While ingesting a data source that comes in over syslog with a basic structure of syslog header key="value",key="value",key="value"
etc. we run into an issue when using KV_MODE = auto_escaped
. One of the fields actually contains =
signs in rare cases, which causes splunk to take what is on the left of that =
as a fieldname and what is on the right as a value. Basically, it extracts 'fake' key value pairs nested in values.
Now, I can imagine this is as designed and just how auto kv behaves. Without giving Splunk more concrete instructions, this is as good as it gets.
But when investigating alternative extraction methods, that do not rely on auto kv, I noticed that when I apply the kv
command in the search bar, with pairdelim="," kvdelim="="
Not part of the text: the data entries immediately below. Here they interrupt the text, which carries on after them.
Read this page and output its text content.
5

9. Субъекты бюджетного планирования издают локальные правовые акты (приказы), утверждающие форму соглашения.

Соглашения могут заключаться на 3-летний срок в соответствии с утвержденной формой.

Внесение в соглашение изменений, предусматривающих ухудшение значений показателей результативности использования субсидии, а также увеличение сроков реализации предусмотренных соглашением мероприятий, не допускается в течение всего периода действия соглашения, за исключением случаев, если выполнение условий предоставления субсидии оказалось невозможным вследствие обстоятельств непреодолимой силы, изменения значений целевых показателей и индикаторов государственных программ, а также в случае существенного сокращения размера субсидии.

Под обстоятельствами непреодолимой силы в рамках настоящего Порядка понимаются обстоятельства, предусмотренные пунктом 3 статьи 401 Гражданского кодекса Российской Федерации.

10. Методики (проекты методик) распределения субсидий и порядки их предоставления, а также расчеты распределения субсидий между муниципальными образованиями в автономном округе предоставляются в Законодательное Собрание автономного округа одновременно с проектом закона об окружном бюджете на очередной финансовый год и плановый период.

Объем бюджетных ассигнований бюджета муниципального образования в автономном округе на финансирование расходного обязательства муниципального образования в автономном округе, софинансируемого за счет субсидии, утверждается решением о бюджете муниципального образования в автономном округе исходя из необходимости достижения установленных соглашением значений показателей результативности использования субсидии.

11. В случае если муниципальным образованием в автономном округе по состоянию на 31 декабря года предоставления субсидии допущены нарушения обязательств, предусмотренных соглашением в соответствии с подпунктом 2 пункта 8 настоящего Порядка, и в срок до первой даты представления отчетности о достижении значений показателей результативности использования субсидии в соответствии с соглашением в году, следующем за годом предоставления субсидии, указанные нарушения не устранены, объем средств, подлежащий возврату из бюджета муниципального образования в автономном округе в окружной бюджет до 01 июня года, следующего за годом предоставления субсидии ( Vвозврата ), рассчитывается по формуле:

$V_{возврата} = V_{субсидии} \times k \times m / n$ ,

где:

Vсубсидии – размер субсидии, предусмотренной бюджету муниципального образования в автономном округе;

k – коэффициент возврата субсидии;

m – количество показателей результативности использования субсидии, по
, it still extracts 'nested fields' when it encounters =
signs in the field values. I was expecting that by explicitly defining the pairdelim, it would not do that anymore. It even extracts multiple nested fields from the same value, without the pairdelim being present there.
Run anywhere example to reproduce the situation:
| makeresults
| eval _raw="a=\"123\",b=\"abc test = yada foo abc=456 bar.docx\",c=\"bla\""
| kv pairdelim="," kvdelim="="
Note how this returns fields test=yada
and abc=456
.
PS: when replacing the ,
in the generated _raw field with a space or ;
, the result is the same. So what is the purpose of that pairdelim parameter then?
Are my expectations simply wrong, or is this a bug somehow? And would a DELIMS based transform extraction behave the same as the kv
command?
So, we tried using a DELIMS = ",", "="
transform, and that does work as expected, without extracting any extra fields.
Still wondering why the behavior of | kv pairdelim="," kvdelim="="
is different.